From the room beyond, Gray and Jim, their love-dreams shattered by the sound of an arrival, came to round out the circle. They had been sitting in the firelight, discussing the projected journey to Plymouth and the disagreeable ways of Uncle Leadville. It did not surprise them to find Mrs. Tom throned on her Jim's knee, for they believed in the permanency of 'sweet-hearting.' What were twenty years?

In the home atmosphere—the atmosphere created by her return—Mrs. Tom was able to dismiss the dim but ugly suspicions Leadville's manner had engendered and take a simple, more prosaic view of his state. The man was, as he had said, 'carried off' and the strangeness of his looks and words were due in all probability to the shock he had received.
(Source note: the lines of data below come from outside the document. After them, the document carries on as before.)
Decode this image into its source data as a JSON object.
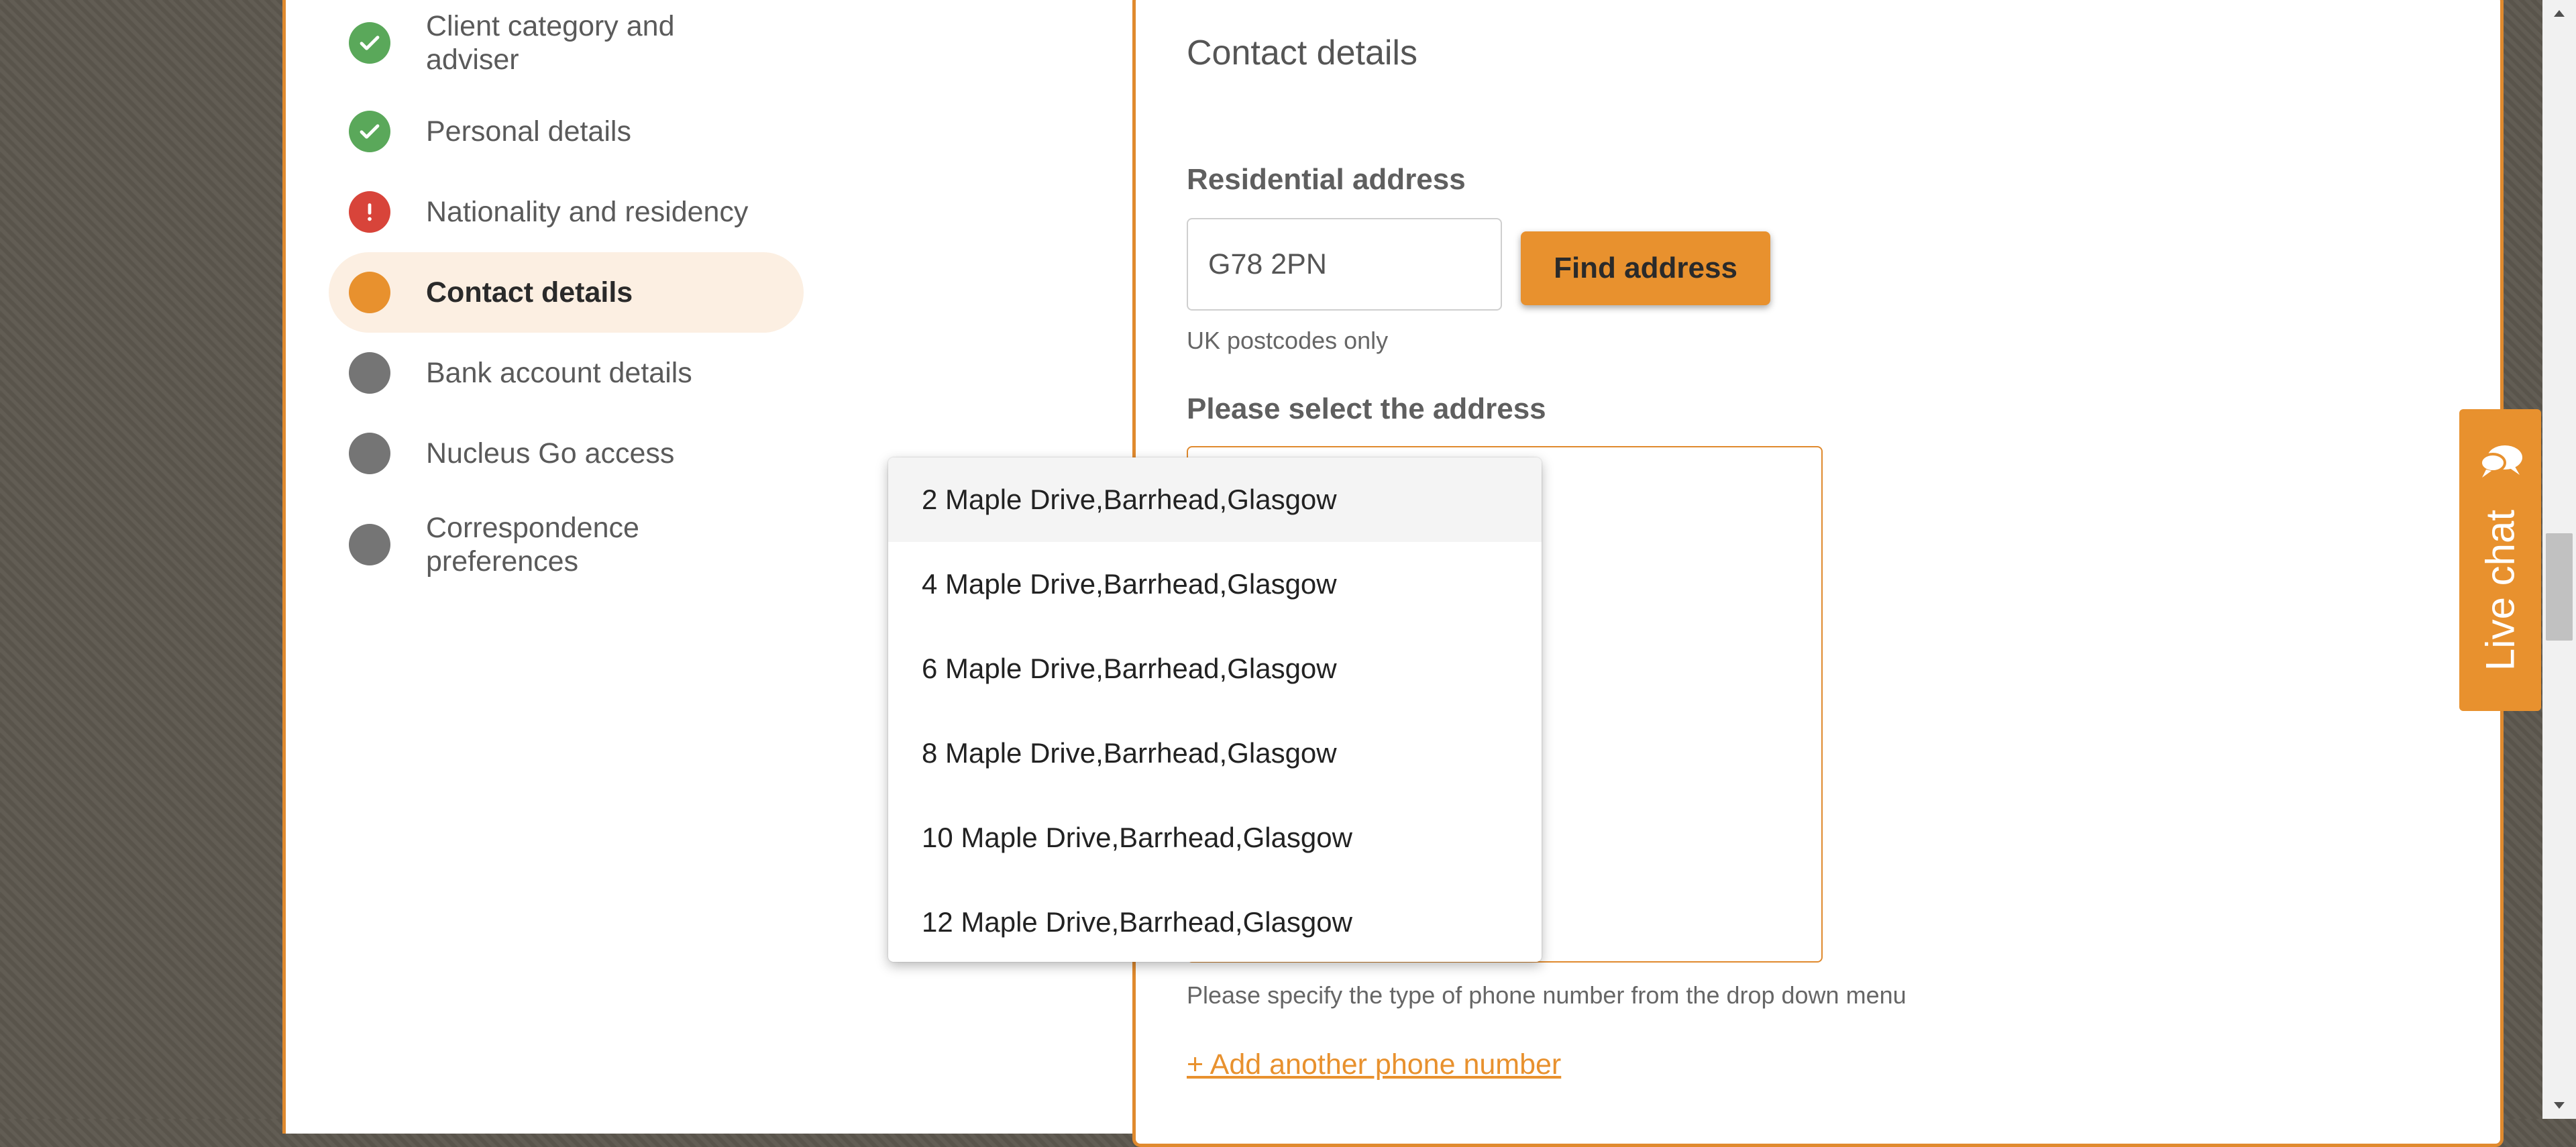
{
  "steps": [
    {
      "label": "Client category and adviser",
      "status": "done"
    },
    {
      "label": "Personal details",
      "status": "done"
    },
    {
      "label": "Nationality and residency",
      "status": "error"
    },
    {
      "label": "Contact details",
      "status": "current"
    },
    {
      "label": "Bank account details",
      "status": "todo"
    },
    {
      "label": "Nucleus Go access",
      "status": "todo"
    },
    {
      "label": "Correspondence preferences",
      "status": "todo"
    }
  ],
  "form": {
    "title": "Contact details",
    "residential_label": "Residential address",
    "postcode_value": "G78 2PN",
    "find_button": "Find address",
    "postcode_hint": "UK postcodes only",
    "select_label": "Please select the address",
    "phone_hint": "Please specify the type of phone number from the drop down menu",
    "add_phone_link": "+ Add another phone number"
  },
  "dropdown": {
    "options": [
      "2 Maple Drive,Barrhead,Glasgow",
      "4 Maple Drive,Barrhead,Glasgow",
      "6 Maple Drive,Barrhead,Glasgow",
      "8 Maple Drive,Barrhead,Glasgow",
      "10 Maple Drive,Barrhead,Glasgow",
      "12 Maple Drive,Barrhead,Glasgow"
    ]
  },
  "live_chat": {
    "label": "Live chat",
    "icon": "chat-bubbles-icon"
  },
  "colors": {
    "accent": "#e8912e",
    "done": "#5aa85a",
    "error": "#d8443a",
    "todo": "#757575"
  }
}
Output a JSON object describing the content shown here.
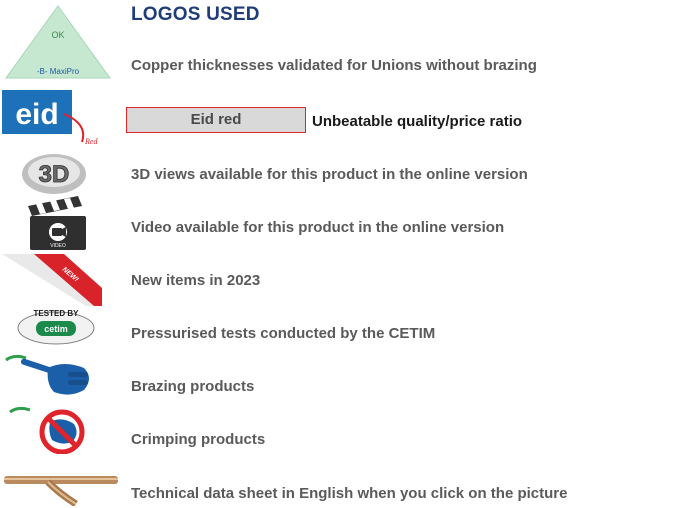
{
  "header": {
    "title": "LOGOS USED"
  },
  "logos": {
    "maxipro": {
      "ok_text": "OK",
      "brand_text": "-B- MaxiPro",
      "icon": "maxipro-triangle-icon"
    },
    "eid": {
      "text": "eid",
      "sub_text": "Red",
      "icon": "eid-red-logo"
    },
    "view3d": {
      "text": "3D",
      "icon": "3d-view-icon"
    },
    "video": {
      "text": "VIDEO",
      "icon": "video-clapperboard-icon"
    },
    "new": {
      "text": "NEW!",
      "icon": "new-corner-ribbon-icon"
    },
    "cetim": {
      "tested_text": "TESTED BY",
      "brand_text": "cetim",
      "icon": "cetim-seal-icon"
    },
    "brazing": {
      "icon": "brazing-hand-torch-icon"
    },
    "crimping": {
      "icon": "crimping-no-torch-icon"
    },
    "datasheet": {
      "icon": "fitting-picture-icon"
    }
  },
  "rows": {
    "maxipro": "Copper thicknesses validated for Unions without brazing",
    "eid_badge": "Eid red",
    "eid": "Unbeatable quality/price ratio",
    "view3d": "3D views available for this product in the online version",
    "video": "Video available for this product in the online version",
    "new": "New items in 2023",
    "cetim": "Pressurised tests conducted by the CETIM",
    "brazing": "Brazing products",
    "crimping": "Crimping products",
    "datasheet": "Technical data sheet in English when you click on the picture"
  },
  "colors": {
    "title": "#1f3d78",
    "text": "#5a5a5a",
    "eid_blue": "#1d71b8",
    "eid_red": "#e0242b",
    "badge_bg": "#d9d9d9",
    "maxipro_green": "#c6e8d0",
    "new_red": "#d8232a",
    "hand_blue": "#1b5fa8"
  }
}
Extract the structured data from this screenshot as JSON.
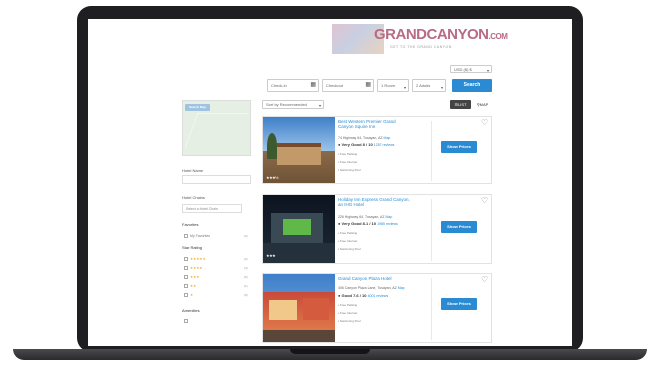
{
  "header": {
    "logo_text": "GRANDCANYON",
    "logo_suffix": ".COM",
    "tagline": "GET TO THE GRAND CANYON"
  },
  "toolbar": {
    "currency": "USD ($) $",
    "checkin_placeholder": "Check-in",
    "checkout_placeholder": "Checkout",
    "rooms": "1 Room",
    "adults": "2 Adults",
    "search_label": "Search",
    "sort_label": "Sort by Recommended",
    "list_label": "LIST",
    "map_label": "MAP"
  },
  "sidebar": {
    "map_button": "Search Map",
    "hotel_name_label": "Hotel Name",
    "hotel_chain_label": "Hotel Chains",
    "hotel_chain_select": "Select a Hotel Chain",
    "favorites_label": "Favorites",
    "favorites_item": "My Favorites",
    "favorites_count": "(0)",
    "star_rating_label": "Star Rating",
    "stars": [
      {
        "stars": "★★★★★",
        "count": "(0)"
      },
      {
        "stars": "★★★★",
        "count": "(4)"
      },
      {
        "stars": "★★★",
        "count": "(6)"
      },
      {
        "stars": "★★",
        "count": "(1)"
      },
      {
        "stars": "★",
        "count": "(0)"
      }
    ],
    "amenities_label": "Amenities"
  },
  "hotels": [
    {
      "name": "Best Western Premier Grand Canyon Squire Inn",
      "address": "74 Highway 64, Tusayan, AZ",
      "map_link": "Map",
      "rating": "Very Good 8 / 10",
      "reviews": "1257 reviews",
      "amenities": [
        "Free Parking",
        "Free Internet",
        "Swimming Pool"
      ],
      "stars": "★★★½",
      "button": "Show Prices"
    },
    {
      "name": "Holiday Inn Express Grand Canyon, an IHG Hotel",
      "address": "226 Highway 64, Tusayan, AZ",
      "map_link": "Map",
      "rating": "Very Good 8.1 / 10",
      "reviews": "1985 reviews",
      "amenities": [
        "Free Parking",
        "Free Internet",
        "Swimming Pool"
      ],
      "stars": "★★★",
      "button": "Show Prices"
    },
    {
      "name": "Grand Canyon Plaza Hotel",
      "address": "406 Canyon Plaza Lane, Tusayan, AZ",
      "map_link": "Map",
      "rating": "Good 7.6 / 10",
      "reviews": "4001 reviews",
      "amenities": [
        "Free Parking",
        "Free Internet",
        "Swimming Pool"
      ],
      "stars": "★★★",
      "button": "Show Prices"
    }
  ],
  "colors": {
    "accent": "#2a8bd3",
    "logo": "#b86a86",
    "bezel": "#1f1f21"
  }
}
He had not loved Sabina but, to lose her thus suddenly, had unnerved him. Let him have a good night's rest and he would be his usual brusque and sombre self. She turned from the thought of him to give her attentive hearers a recital of the day's events. They would like to know who had called and what had been said, would like to take part at second hand in the stir caused by Sabina's death. Tom had a further interest. His mind had grasp. Unable to originate, he could adapt and improve, and he was anxious to hear what arrangements were being made for the funeral.